Gerald rose from his chair and started to walk towards the exit.
"I have contacted a team. They'll be here in about 30 minutes. Be gone when they arrive Mark. Or you will be seeing your cheating wife soon."
Mark remembered the fury that had built up inside him after Gerald had left. Mark removed every vital piece of technology throwing it all into the cooling tanks and anything that was too big he smashed with a hammer. He then threw every piece of paper into a pile and set it on fire. Before Mark had a chance to leave, Icon Global mercenaries arrived and started shooting at Mark. He just managed to make it to the fire escape. 
Detective Inspector Addison barged back into the room, and Mark came back to reality. 
"We've been to the address you gave us. Any guess as to what we found?" said the detective.
"Nothing but a burnt pile I suspect."
"You suspect wrong. We found nothing. The place was empty."
"That can't be right," said Mark. "I smashed the cooling tanks, set my files on fire.  There must have been at least the residue of a fire."
"Look, Mr Gross, you're trying my patience. Unless you help me, I'll charge you with murder."
"But I don't know how to help you," said Mark as his eyes glazed over and he stared passed the detective as if he was looking into infinity. He could feel his body tighten as if he was getting smaller trying to become a ball. He could feel his feet tapping and his torso curling closer to his legs. "I dunno what else to say. I've told you the truth.  I ran to Frank's flat.  The mercenaries chased me there; Frank deleted the code, and we escaped together. The mercenaries caught us up on Wade Street, and they tried to machine us down. A bullet grazed Frank's arm, but we continued onwards, then they cornered us and sprayed bullets. A bullet hit Frank in the chest. I just ran until I reached the station. I waited outside..."
"Wait at minute," interrupted DI Addison. "What street was Frank killed on?"
"It was Westbury Avenue. I'm certain."
"Give me a sec."
The detective left the room. A slight feeling of hope made Mark feel better as he waited. It was an hour later when DI Addison came back into the room.
"Good news, Mr Gross," said DI Addison, "We retraced your steps and found bullet casings on Westbury Avenue as well as dried blood."

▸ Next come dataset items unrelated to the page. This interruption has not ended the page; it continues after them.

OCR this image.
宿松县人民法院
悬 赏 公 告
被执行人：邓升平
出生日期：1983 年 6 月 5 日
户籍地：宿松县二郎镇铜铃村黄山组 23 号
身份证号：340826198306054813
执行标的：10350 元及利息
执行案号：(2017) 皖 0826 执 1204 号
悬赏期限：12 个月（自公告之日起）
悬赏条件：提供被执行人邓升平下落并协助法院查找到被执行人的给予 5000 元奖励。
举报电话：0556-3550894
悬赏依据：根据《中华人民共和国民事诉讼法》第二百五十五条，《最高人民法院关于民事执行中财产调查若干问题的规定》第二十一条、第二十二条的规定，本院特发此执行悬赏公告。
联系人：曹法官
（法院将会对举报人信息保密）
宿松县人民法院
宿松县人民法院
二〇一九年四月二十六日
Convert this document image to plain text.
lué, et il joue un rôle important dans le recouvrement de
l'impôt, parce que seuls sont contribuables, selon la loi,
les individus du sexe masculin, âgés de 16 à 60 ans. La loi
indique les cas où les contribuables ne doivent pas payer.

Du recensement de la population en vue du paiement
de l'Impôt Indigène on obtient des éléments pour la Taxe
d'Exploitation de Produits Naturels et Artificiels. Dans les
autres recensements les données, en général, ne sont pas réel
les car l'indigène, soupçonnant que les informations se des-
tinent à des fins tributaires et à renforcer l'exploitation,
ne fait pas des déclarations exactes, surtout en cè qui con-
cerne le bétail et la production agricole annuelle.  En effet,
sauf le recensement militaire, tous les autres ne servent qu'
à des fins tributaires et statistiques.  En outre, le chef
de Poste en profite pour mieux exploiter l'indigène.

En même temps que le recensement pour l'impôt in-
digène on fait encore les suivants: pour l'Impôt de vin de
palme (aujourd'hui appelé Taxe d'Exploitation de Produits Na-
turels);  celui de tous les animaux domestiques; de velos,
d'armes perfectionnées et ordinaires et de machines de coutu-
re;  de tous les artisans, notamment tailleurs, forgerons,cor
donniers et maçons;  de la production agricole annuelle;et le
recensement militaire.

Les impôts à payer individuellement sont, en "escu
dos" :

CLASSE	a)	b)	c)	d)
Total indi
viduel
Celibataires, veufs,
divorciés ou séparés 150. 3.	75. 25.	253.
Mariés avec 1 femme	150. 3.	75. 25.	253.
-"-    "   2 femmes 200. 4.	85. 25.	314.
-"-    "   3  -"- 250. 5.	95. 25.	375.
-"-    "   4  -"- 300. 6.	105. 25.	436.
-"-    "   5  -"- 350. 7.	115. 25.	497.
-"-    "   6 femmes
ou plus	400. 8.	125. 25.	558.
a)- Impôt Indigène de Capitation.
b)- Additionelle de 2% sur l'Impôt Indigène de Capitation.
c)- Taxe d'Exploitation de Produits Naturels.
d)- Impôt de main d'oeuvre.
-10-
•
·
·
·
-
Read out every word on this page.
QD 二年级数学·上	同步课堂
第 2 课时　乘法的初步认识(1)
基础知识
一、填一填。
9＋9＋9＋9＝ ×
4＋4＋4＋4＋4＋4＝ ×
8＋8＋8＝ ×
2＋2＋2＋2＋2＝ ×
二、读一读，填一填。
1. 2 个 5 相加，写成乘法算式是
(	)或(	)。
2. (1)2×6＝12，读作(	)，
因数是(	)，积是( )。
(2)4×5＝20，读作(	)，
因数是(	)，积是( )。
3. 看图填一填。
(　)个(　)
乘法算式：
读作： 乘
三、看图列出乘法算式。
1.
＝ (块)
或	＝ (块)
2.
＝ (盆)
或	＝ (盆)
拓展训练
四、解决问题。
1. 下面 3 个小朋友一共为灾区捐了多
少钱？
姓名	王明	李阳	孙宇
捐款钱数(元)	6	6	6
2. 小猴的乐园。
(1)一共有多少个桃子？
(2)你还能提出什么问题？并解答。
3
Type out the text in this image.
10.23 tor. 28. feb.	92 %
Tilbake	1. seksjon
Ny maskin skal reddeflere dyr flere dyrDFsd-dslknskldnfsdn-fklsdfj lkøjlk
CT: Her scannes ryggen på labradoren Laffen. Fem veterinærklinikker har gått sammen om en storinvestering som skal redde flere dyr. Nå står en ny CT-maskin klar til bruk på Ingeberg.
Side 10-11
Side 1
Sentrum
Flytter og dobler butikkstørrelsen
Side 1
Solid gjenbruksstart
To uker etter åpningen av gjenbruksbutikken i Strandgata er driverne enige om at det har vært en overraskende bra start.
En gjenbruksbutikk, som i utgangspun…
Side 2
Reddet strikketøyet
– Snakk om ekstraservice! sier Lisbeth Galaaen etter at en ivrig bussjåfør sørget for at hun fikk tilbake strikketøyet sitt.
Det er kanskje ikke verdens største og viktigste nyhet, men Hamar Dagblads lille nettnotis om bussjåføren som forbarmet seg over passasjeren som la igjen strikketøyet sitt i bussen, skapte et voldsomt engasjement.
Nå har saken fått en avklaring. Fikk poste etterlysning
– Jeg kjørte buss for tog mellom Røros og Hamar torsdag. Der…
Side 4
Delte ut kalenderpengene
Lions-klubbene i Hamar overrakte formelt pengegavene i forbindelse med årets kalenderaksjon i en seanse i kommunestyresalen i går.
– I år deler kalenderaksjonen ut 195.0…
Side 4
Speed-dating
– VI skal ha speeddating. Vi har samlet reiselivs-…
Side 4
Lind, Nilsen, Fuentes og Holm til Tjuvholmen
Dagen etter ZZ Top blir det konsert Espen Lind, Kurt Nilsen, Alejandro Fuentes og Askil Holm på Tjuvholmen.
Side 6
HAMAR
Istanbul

"So, how is that good news?"
"I never told you where we found your friend. We did not find the body on Westbury; we found him on Northampton Road."
"What does this mean?" asked Mark trying not to sound too excited.
"It means for now I'm letting you go. Your story seems farfetched, but I don't believe you murdered your friend."
Mark found it difficult to hide his relief as the detective showed him to the front desk.
"Mr Gross, take care, and we will be in touch. Don't leave the country, in fact, I'd find a nice hotel and hide for a while until we work this out. We may need you as a material witness."
"Thank you," said Mark as he closed the police station door.